Recentemente, fui buscar nas redes sociais, os motivos que levam algumas pessoas, homens e mulheres a lutar contra o feminismo e deparei-me com uma ala radical, cujos comentários de teor violento, precisei engolir, assustada, para tentar entender o que pensam: feminista é mulher feia, frustrada, gorda, com pelo no sovaco e falta de rola, que não merece nem ser estuprada! Normalmente saio da conversa quando a palavra “feminazi” entra na discussão. Mas digo que foi uma pesquisa interessante. É uma sociedade machista que não está aberta ao diálogo.

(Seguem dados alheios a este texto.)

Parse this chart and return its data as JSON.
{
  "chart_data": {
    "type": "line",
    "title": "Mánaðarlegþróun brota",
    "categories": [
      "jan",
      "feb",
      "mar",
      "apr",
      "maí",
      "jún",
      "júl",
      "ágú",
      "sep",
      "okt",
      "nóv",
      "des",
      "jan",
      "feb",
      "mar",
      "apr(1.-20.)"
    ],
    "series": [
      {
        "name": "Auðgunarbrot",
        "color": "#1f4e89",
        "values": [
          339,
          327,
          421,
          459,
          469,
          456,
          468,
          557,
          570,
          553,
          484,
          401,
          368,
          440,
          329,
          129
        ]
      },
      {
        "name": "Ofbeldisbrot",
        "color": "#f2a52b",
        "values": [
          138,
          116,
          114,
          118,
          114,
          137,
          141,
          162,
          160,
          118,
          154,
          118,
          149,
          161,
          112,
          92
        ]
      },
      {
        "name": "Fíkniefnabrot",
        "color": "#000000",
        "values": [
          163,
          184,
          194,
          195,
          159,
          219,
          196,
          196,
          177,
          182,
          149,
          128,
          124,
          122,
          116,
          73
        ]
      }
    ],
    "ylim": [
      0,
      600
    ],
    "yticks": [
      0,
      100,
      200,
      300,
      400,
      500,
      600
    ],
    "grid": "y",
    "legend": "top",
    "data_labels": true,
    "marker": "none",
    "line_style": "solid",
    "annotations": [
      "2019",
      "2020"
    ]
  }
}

Essa era a ala radical, existe também o machismo velado, tipo “mulher deve lutar pelos seus direitos, desde que não interfira com os afazeres do lar”, ou “para que tanto mimimi?”

Estamos em março de 2017 e as pessoas ainda se espantam quando falo sobre a luta das mulheres para coisas tão simples como ter direito a votar, trabalhar, receber salário, o direito de estudar, de viver, não ser morta ou limitada pelo companheiro que se julga dono. Mulheres qualificadas ainda perdem a vaga por serem “mães”, ganham menos que seus colegas homens e justifica-se que faltam mais, produzem menos e não são boas no que fazem. Elas sofrem assédio! No emprego, na rua, na chuva, na fazenda ou numa casinha de sapé…   Moral ou sexual. Levante a mão a mulher que não passou por isso, incluindo sua mãe, avó e filha.

Hoje me defino como Feminista sim! E quem não é, está mal informado! Homens e mulheres feministas são nada mais que pessoas que respeitam o outro ser como seu igual. Feminismo é entender que todos tem os mesmos direitos e deveres, capacidades e limites. É respeito pela pessoa, independente do gênero, cor ou credo.

Feminismo não é oposto de machismo, visto que machismo visa a opressão, enquanto o feminismo visa igualdade.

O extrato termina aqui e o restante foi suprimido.